Wednesday, June 5, 2013

I Don't Wanna Be Decapitated St. Francis!

This is how I have been feeling today. A bit like St. Francis after he's been used as a bowling pin. If you're wondering, that's actually how he got broken...Rosemary used him as a bowling pin one time too many.



If you want to know the truth about it, I've been Grumpy Mom (again) today. 

I didn't want to be, but it's just that there's always somebody who wants something from me. There's somebody making noise around me, at me, on me, in spite of me. I'm hungry and didn't eat enough because I was focused on feeding other people. I swear, I reheated my coffee in the microwave at least 4 times this morning, and I never did finish the whole cup. And somebody was following me around ALL DAY with her hand shoved in my jeans pocket, laughing a lot and saying, "I'm attached to you! I'm attached to you, Mommy!", or insisting on helping me cut onions with a very sharp knife, or neeeeeeeding me to play, puhleeeeeeeeeeeeez?! How about now? Now? NOW? (Nobody EVER plays with that kid. She's totally neglected, in case you're wondering. There's also NOTHING that says her name on it--"Olivia". And she never gets anything or gets to do ANYTHING. Can you imagine?)
And in spite of all that puhleeeeeez-ing, there's laundry all over my house, dishes piling up in the sink, and dirt on the floor. Oh, and rhinestones. There are always, always rhinestones all over my floors. We love sparkly around here.

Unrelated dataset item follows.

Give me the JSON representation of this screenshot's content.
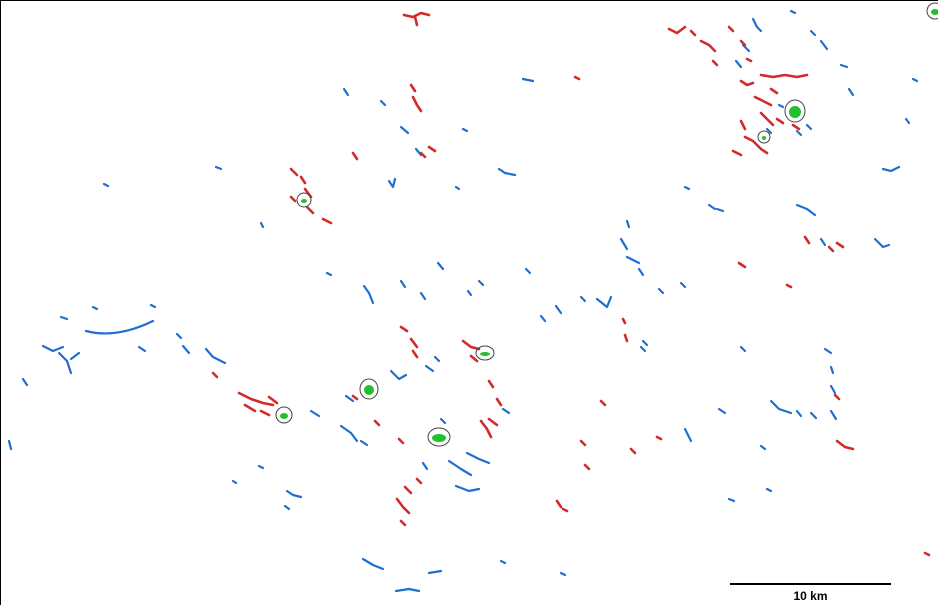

My body and my senses are not my own today, and I'm keenly aware of it. I guess I'm not in control of anything, including my emotions. 

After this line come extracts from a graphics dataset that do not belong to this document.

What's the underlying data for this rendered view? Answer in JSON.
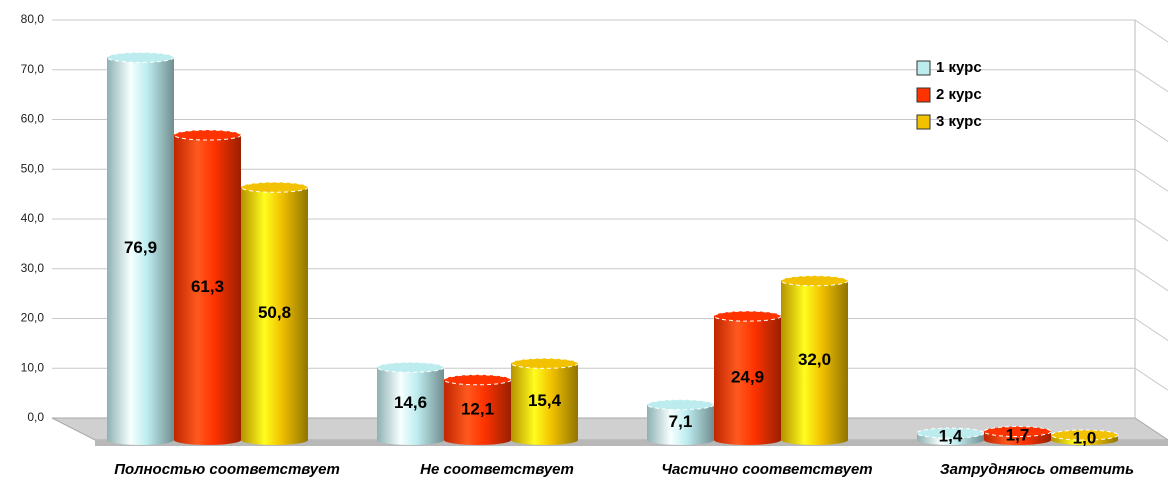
{
  "chart_data": {
    "type": "bar",
    "categories": [
      "Полностью соответствует",
      "Не соответствует",
      "Частично соответствует",
      "Затрудняюсь ответить"
    ],
    "series": [
      {
        "name": "1 курс",
        "color": "#bdecef",
        "values": [
          76.9,
          14.6,
          7.1,
          1.4
        ],
        "value_labels": [
          "76,9",
          "14,6",
          "7,1",
          "1,4"
        ]
      },
      {
        "name": "2 курс",
        "color": "#ff3300",
        "values": [
          61.3,
          12.1,
          24.9,
          1.7
        ],
        "value_labels": [
          "61,3",
          "12,1",
          "24,9",
          "1,7"
        ]
      },
      {
        "name": "3 курс",
        "color": "#f2c200",
        "values": [
          50.8,
          15.4,
          32.0,
          1.0
        ],
        "value_labels": [
          "50,8",
          "15,4",
          "32,0",
          "1,0"
        ]
      }
    ],
    "ylim": [
      0,
      80
    ],
    "yticks": [
      {
        "value": 0,
        "label": "0,0"
      },
      {
        "value": 10,
        "label": "10,0"
      },
      {
        "value": 20,
        "label": "20,0"
      },
      {
        "value": 30,
        "label": "30,0"
      },
      {
        "value": 40,
        "label": "40,0"
      },
      {
        "value": 50,
        "label": "50,0"
      },
      {
        "value": 60,
        "label": "60,0"
      },
      {
        "value": 70,
        "label": "70,0"
      },
      {
        "value": 80,
        "label": "80,0"
      }
    ],
    "grid": true,
    "legend": "upper right"
  }
}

And what I really want today is to sit in a quiet room, look out the window, sip a glass of wine, eat chocolate and Cheez-its, read awhile, take a ridiculously long bath, and then go to bed in the bedroom I slept in when I was a kid--because my dad put me in the basement and sound-proofed it so that he wouldn't have to hear me practice my french horn. Oh, how I long to sleep there. It was always so quiet and so dark at night.

This post by blogging buddy Jessica Smock resonated with me today. It's about how we introverts shouldn't feel bad about our need to step away from constant social interaction and get our mothering mojo back. So I am trying not to feel so bad about wanting to escape to a rubber room, but I'm also trying to figure out what to do about the issues I am having.

And I've decided that tomorrow is a new day

For the next week, my plan is to focus on three things: food, water, and sleep. Cyber-audience, I hereby solemnly vow that I will eat breakfast every day for a week. You heard it here first. And I will go to bed by 11pm every night. Yes, every night. And I will drink more water and less sugary, caffeinated crap. 

And we will reconvene after that, and I will be transformed into the She-ra of the mommy universe. I will become as beloved as St. Francis before that big ball from Wal-mart took off his head. Or at least I'll be less grumpy and better able to function. I am not sure about how to deal with the noise in my universe, but I guess I'll figure out something.

How do you cope when your universe gets too chaotic?